だから自分なりに反省する期間が必要だと思ったし、それに
怒りに我を忘れた自分が何をしてしまうかわからないという
不安が付き纏っていて、どうしても空手に真っ直ぐ向かえる
気持ちにはなれなかった。
ツカサ君と一緒にいた時は、どんな不安もいつの間にか消えて
しまったのに。

ヒビキは『放課後ヨドカワ先生の所に行く』と僕が伝えた直後、
用事があるから部活を休むと伝えたらしい。
僕の為だとすぐにわかったから、いつもありがと、と素直に
お礼を言った。


英語準備室にはカナデとサトルもいた。
さすがにツカサ君が学校を辞めた事はあちこちで噂になっているので、
二人もそれを知って来たんだと思う。
先生は誰かと電話で話をしていて、カナデとサトルはソファで向かい
合わせに座っていた。
なのでヒビキはカナデの隣に、僕はサトルの隣に座る。
丁度その時先生の電話が終わった。

「……ミナセは連休中に引っ越してしまったそうだ。

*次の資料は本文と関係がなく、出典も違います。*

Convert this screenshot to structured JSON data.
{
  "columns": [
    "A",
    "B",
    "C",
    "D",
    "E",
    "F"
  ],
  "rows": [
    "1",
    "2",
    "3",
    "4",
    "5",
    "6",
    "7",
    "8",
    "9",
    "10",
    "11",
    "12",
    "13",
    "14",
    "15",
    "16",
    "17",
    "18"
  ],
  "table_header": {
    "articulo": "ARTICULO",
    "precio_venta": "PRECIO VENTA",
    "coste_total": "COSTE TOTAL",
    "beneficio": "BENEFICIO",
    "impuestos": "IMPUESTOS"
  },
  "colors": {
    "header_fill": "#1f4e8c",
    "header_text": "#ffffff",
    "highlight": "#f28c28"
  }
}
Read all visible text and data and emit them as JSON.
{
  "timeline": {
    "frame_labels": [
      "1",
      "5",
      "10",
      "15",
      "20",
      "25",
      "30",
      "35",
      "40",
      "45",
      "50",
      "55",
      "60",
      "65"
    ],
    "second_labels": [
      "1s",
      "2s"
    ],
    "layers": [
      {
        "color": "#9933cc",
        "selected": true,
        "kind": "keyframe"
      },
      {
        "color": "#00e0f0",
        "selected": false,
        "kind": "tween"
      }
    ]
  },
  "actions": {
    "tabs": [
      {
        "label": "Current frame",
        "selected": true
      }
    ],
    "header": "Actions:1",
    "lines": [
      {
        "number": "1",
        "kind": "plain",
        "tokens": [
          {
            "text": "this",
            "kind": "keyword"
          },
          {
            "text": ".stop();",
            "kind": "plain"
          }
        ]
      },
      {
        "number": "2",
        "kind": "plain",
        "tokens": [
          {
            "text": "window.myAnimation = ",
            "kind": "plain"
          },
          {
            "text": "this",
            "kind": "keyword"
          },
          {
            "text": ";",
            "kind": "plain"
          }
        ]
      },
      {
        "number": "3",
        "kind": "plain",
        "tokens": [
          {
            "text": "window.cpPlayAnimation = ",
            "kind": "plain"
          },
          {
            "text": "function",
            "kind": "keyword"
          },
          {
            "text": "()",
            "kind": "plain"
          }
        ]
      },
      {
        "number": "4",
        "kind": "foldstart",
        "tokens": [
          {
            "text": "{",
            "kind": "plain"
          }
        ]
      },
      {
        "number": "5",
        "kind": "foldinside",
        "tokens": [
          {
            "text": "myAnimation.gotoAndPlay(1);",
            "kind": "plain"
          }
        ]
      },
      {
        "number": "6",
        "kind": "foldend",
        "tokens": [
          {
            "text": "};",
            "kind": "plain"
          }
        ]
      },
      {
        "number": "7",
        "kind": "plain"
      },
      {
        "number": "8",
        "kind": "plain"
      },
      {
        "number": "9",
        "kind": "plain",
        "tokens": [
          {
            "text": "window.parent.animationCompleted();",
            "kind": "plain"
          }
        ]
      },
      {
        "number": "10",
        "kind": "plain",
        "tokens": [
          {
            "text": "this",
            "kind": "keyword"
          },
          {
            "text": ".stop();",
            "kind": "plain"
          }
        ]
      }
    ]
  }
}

」

「「えっ?!」」

僕とカナデの声が重なる。
ヒビキとサトルも驚いた様に先生を見ていた。
先生は自分の机の上に置いてあるコーヒーを一口飲んだ後
こちらを振り向いて話を続ける。

「まずミナセがこの学園に来たのは、両親が離婚をして、仕事を
 する為にこっちに引っ越して来る母親に付いて来たからだった。
 でも慣れない仕事と離婚によるストレスの為に、元々体の
 弱かった母親がすぐに体を壊して仕事が出来なくなった。
 取りあえずは貯金と時々学校を休んでやっているバイトで
 食い繋いではいるが、そんなのはいくらももたない。
 だからどちらにしろ今月一杯で退学するつもりだったらしい。」

一瞬息を飲んだ。
でもそれを聞けばツカサ君がクラスに馴染もうとしなかったのも
わかるような気がする。
慣れてしまえばその分みんなとの別れが辛くなるから。
でも……

「ミナセの学力なら学費に関しては奨学金で賄えるだろうと
 校長が説得したんだが、母親の実家がある他県に行って
 母親の面倒を見て貰わなければならないし、実家も既に
 年金生活で大変だから、せめて自分の生活費位は自分で
 稼がなければいけないから、と。
 だから丁度今回の件もあったし、退学を早める事にした
 そうだ。」

みんな一斉に溜息を吐いた。
家庭には人それぞれ色んな事情がある。
ヒビキとカナデの両親も以前は一度離婚していたし、サトルの
家も母子家庭だし、僕の家は父子家庭だ。
まだ高校生の僕らにはどうにも出来ない事情も沢山ある。
それはわかる。
だから、それはしょうがない。
……だけど……

「……ううっ……」

ソファに座ったまま、自分の膝に突っ伏して僕は泣いた。

僕なんかがツカサ君を好きになって、あんなに毎日屋上に通って
しまった為に、ツカサ君に迷惑をかけてしまった。